Mary Rose Rashid plays a Congolese girl who is kidnapped, kept as a sex slave for two years, and escapes. Rashid says playing the role helped her process her own past.

“It really helped me to cope with my trauma to talk about some of the things my character went through because it was like, ‘God those words are true!’ I can’t let anyone take anything away from me unless I give it to them. I’m stronger than that, you know what I mean? It helped me a lot to realize that it is okay. I love being a girl. I am okay with being an emotional creature.”
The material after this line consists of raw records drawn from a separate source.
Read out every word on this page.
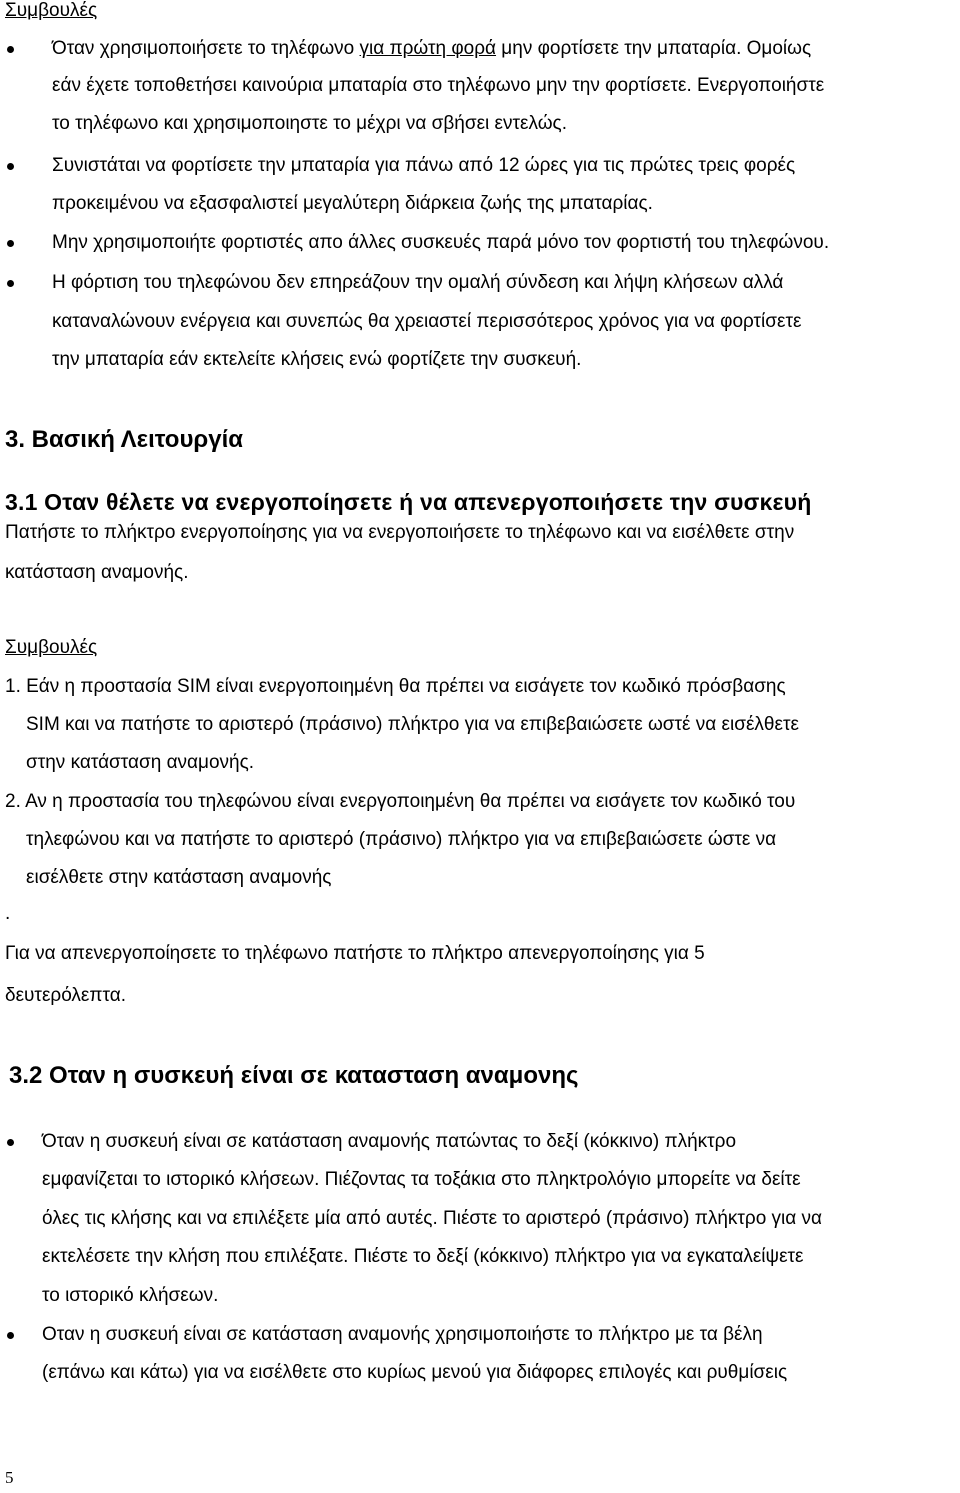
Συμβουλές
Όταν χρησιμοποιήσετε το τηλέφωνο για πρώτη φορά μην φορτίσετε την μπαταρία. Ομοίως
εάν έχετε τοποθετήσει καινούρια μπαταρία στο τηλέφωνο μην την φορτίσετε. Ενεργοποιήστε
το τηλέφωνο και χρησιμοποιηστε το μέχρι να σβήσει εντελώς.
Συνιστάται να φορτίσετε την μπαταρία για πάνω από 12 ώρες για τις πρώτες τρεις φορές
προκειμένου να εξασφαλιστεί μεγαλύτερη διάρκεια ζωής της μπαταρίας.
Μην χρησιμοποιήτε φορτιστές απο άλλες συσκευές παρά μόνο τον φορτιστή του τηλεφώνου.
Η φόρτιση του τηλεφώνου δεν επηρεάζουν την ομαλή σύνδεση και λήψη κλήσεων αλλά
καταναλώνουν ενέργεια και συνεπώς θα χρειαστεί περισσότερος χρόνος για να φορτίσετε
την μπαταρία εάν εκτελείτε κλήσεις ενώ φορτίζετε την συσκευή.
3. Βασική Λειτουργία
3.1 Οταν θέλετε να ενεργοποίησετε ή να απενεργοποιήσετε την συσκευή
Πατήστε το πλήκτρο ενεργοποίησης για να ενεργοποιήσετε το τηλέφωνο και να εισέλθετε στην
κατάσταση αναμονής.
Συμβουλές
1. Εάν η προστασία SIM είναι ενεργοποιημένη θα πρέπει να εισάγετε τον κωδικό πρόσβασης
SIM και να πατήστε το αριστερό (πράσινο) πλήκτρο για να επιβεβαιώσετε ωστέ να εισέλθετε
στην κατάσταση αναμονής.
2. Αν η προστασία του τηλεφώνου είναι ενεργοποιημένη θα πρέπει να εισάγετε τον κωδικό του
τηλεφώνου και να πατήστε το αριστερό (πράσινο) πλήκτρο για να επιβεβαιώσετε ώστε να
εισέλθετε στην κατάσταση αναμονής
.
Για να απενεργοποίησετε το τηλέφωνο πατήστε το πλήκτρο απενεργοποίησης για 5
δευτερόλεπτα.
3.2 Οταν η συσκευή είναι σε κατασταση αναμονης
Όταν η συσκευή είναι σε κατάσταση αναμονής πατώντας το δεξί (κόκκινο) πλήκτρο
εμφανίζεται το ιστορικό κλήσεων. Πιέζοντας τα τοξάκια στο πληκτρολόγιο μπορείτε να δείτε
όλες τις κλήσης και να επιλέξετε μία από αυτές. Πιέστε το αριστερό (πράσινο) πλήκτρο για να
εκτελέσετε την κλήση που επιλέξατε. Πιέστε το δεξί (κόκκινο) πλήκτρο για να εγκαταλείψετε
το ιστορικό κλήσεων.
Οταν η συσκευή είναι σε κατάσταση αναμονής χρησιμοποιήστε το πλήκτρο με τα βέλη
(επάνω και κάτω) για να εισέλθετε στο κυρίως μενού για διάφορες επιλογές και ρυθμίσεις
5
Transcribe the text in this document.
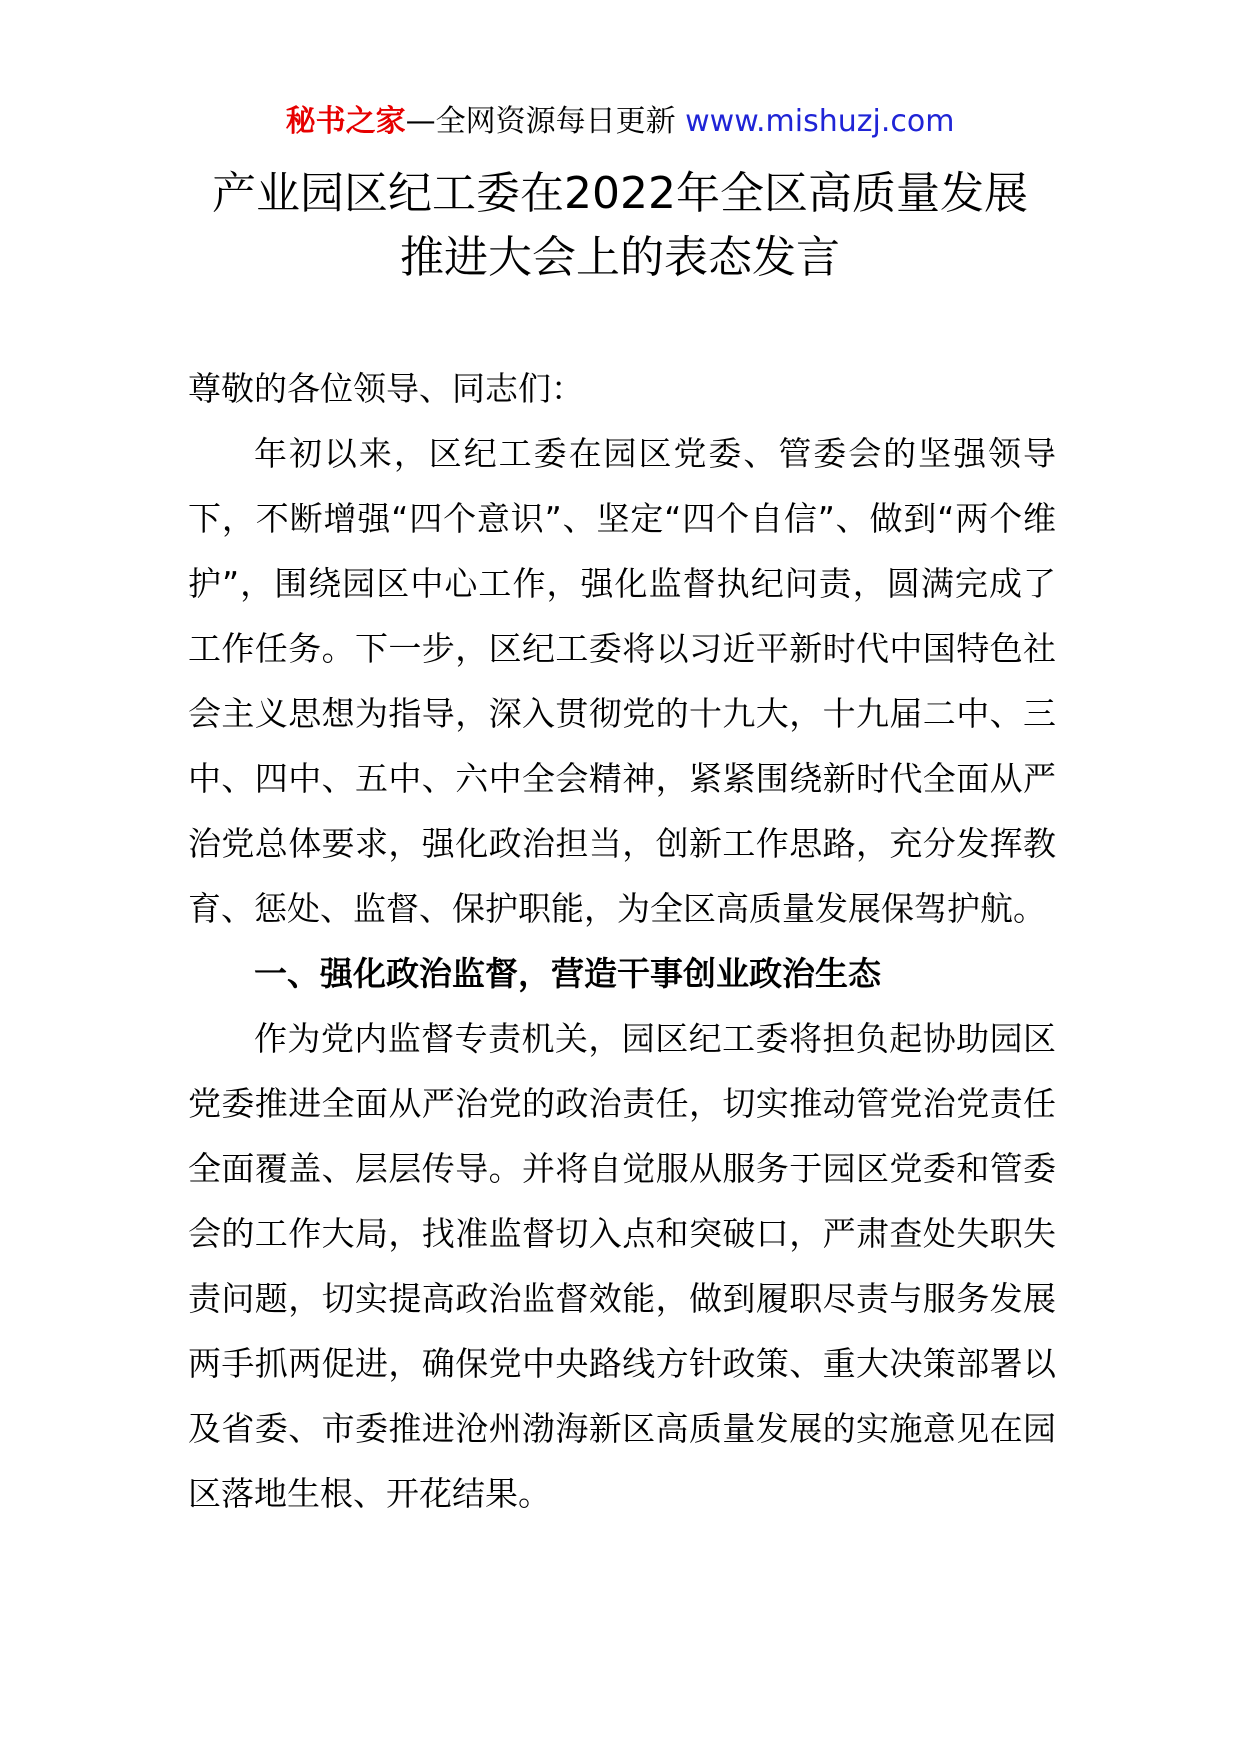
秘书之家—全网资源每日更新 www.mishuzj.com
产业园区纪工委在2022年全区高质量发展
推进大会上的表态发言

尊敬的各位领导、同志们：

年初以来，区纪工委在园区党委、管委会的坚强领导下，不断增强“四个意识”、坚定“四个自信”、做到“两个维护”，围绕园区中心工作，强化监督执纪问责，圆满完成了工作任务。下一步，区纪工委将以习近平新时代中国特色社会主义思想为指导，深入贯彻党的十九大，十九届二中、三中、四中、五中、六中全会精神，紧紧围绕新时代全面从严治党总体要求，强化政治担当，创新工作思路，充分发挥教育、惩处、监督、保护职能，为全区高质量发展保驾护航。

一、强化政治监督，营造干事创业政治生态

作为党内监督专责机关，园区纪工委将担负起协助园区党委推进全面从严治党的政治责任，切实推动管党治党责任全面覆盖、层层传导。并将自觉服从服务于园区党委和管委会的工作大局，找准监督切入点和突破口，严肃查处失职失责问题，切实提高政治监督效能，做到履职尽责与服务发展两手抓两促进，确保党中央路线方针政策、重大决策部署以及省委、市委推进沧州渤海新区高质量发展的实施意见在园区落地生根、开花结果。
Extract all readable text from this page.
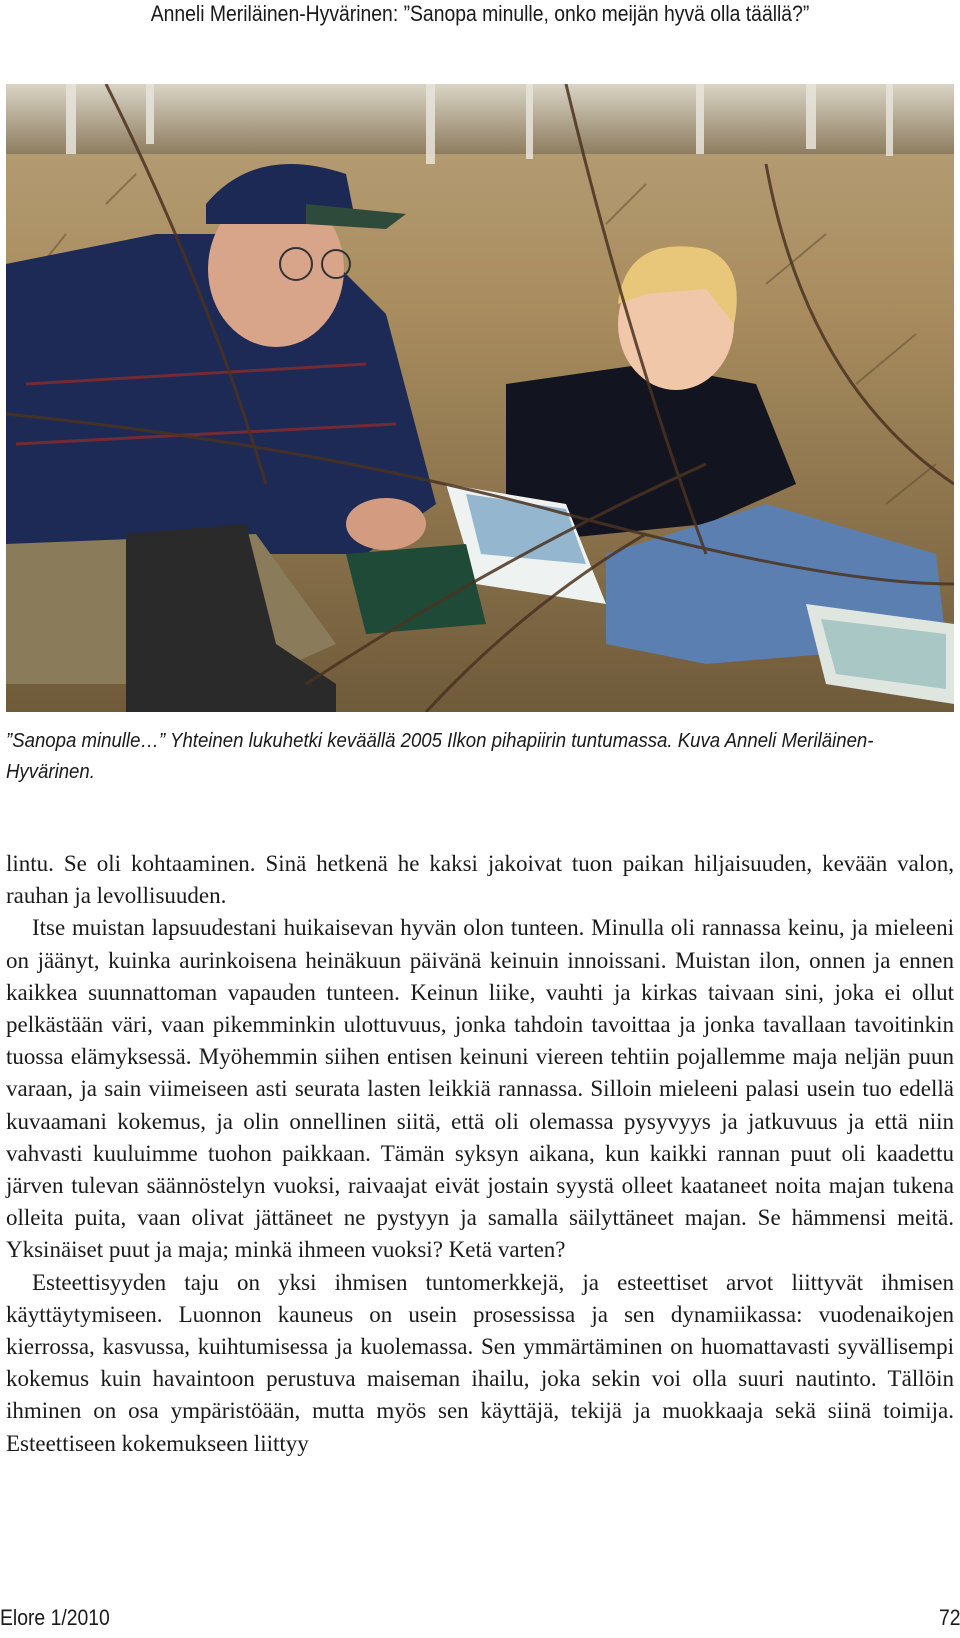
Anneli Meriläinen-Hyvärinen: ”Sanopa minulle, onko meijän hyvä olla täällä?”
”Sanopa minulle…” Yhteinen lukuhetki keväällä 2005 Ilkon pihapiirin tuntumassa. Kuva Anneli Meriläinen-Hyvärinen.

lintu. Se oli kohtaaminen. Sinä hetkenä he kaksi jakoivat tuon paikan hiljaisuuden, kevään valon, rauhan ja levollisuuden.

Itse muistan lapsuudestani huikaisevan hyvän olon tunteen. Minulla oli rannassa keinu, ja mieleeni on jäänyt, kuinka aurinkoisena heinäkuun päivänä keinuin innoissani. Muistan ilon, onnen ja ennen kaikkea suunnattoman vapauden tunteen. Keinun liike, vauhti ja kirkas taivaan sini, joka ei ollut pelkästään väri, vaan pikemminkin ulottuvuus, jonka tahdoin tavoittaa ja jonka tavallaan tavoitinkin tuossa elämyksessä. Myöhemmin siihen entisen keinuni viereen tehtiin pojallemme maja neljän puun varaan, ja sain viimeiseen asti seurata lasten leikkiä rannassa. Silloin mieleeni palasi usein tuo edellä kuvaamani kokemus, ja olin onnellinen siitä, että oli olemassa pysyvyys ja jatkuvuus ja että niin vahvasti kuuluimme tuohon paikkaan. Tämän syksyn aikana, kun kaikki rannan puut oli kaadettu järven tulevan säännöstelyn vuoksi, raivaajat eivät jostain syystä olleet kaataneet noita majan tukena olleita puita, vaan olivat jättäneet ne pystyyn ja samalla säilyttäneet majan. Se hämmensi meitä. Yksinäiset puut ja maja; minkä ihmeen vuoksi? Ketä varten?

Esteettisyyden taju on yksi ihmisen tuntomerkkejä, ja esteettiset arvot liittyvät ihmisen käyttäytymiseen. Luonnon kauneus on usein prosessissa ja sen dynamiikassa: vuodenaikojen kierrossa, kasvussa, kuihtumisessa ja kuolemassa. Sen ymmärtäminen on huomattavasti syvällisempi kokemus kuin havaintoon perustuva maiseman ihailu, joka sekin voi olla suuri nautinto. Tällöin ihminen on osa ympäristöään, mutta myös sen käyttäjä, tekijä ja muokkaaja sekä siinä toimija. Esteettiseen kokemukseen liittyy

Elore 1/2010	72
Many of the cast members say that learning about what happens to women in other countries opened their eyes. But they also thought more about the social forces that impact girls here in the United States.

Hazel De Los Santos plays a middle schooler who is ostracized for talking to an unpopular girl and not looking perfect. De Los Santos says it’s an experience many girls and women can still relate to.

“I know for a fact that everyone still goes through it. They wish they could be this, they wish they could be that. They wish they had a big butt, they wish they had big boobs. They wish they weren’t fat. To be honest, I still go through that,” De Los Santos reflects. “I look in the mirror, and like, and sometimes I say I don’t like what I see. But after playing this part, eventually, [I realized] we’re own beautiful in our own different ways and people need to realize that. I still need to realize that.”

The cast of "Emotional Creature" take a selfie. Photo courtesy of Frank Flavin.
The cast of “Emotional Creature” take a selfie. Photo courtesy of Frank Flavin.

So she and others, like Molly Dieni, have started talking to the people around them about the issues in the play.

“My dad was skeptical, initially, about the play. He sees it very much as a very girly thing, and I kinda shut that down.”

Dieni says it’s not just a girl thing – it’s about treating people equally and teaching everyone about the issues that impact young women. And reminding girls that it’s okay to be a girl.

“Emotional Creature” by Eve Ensler is playing at Cyrano’s until March 8.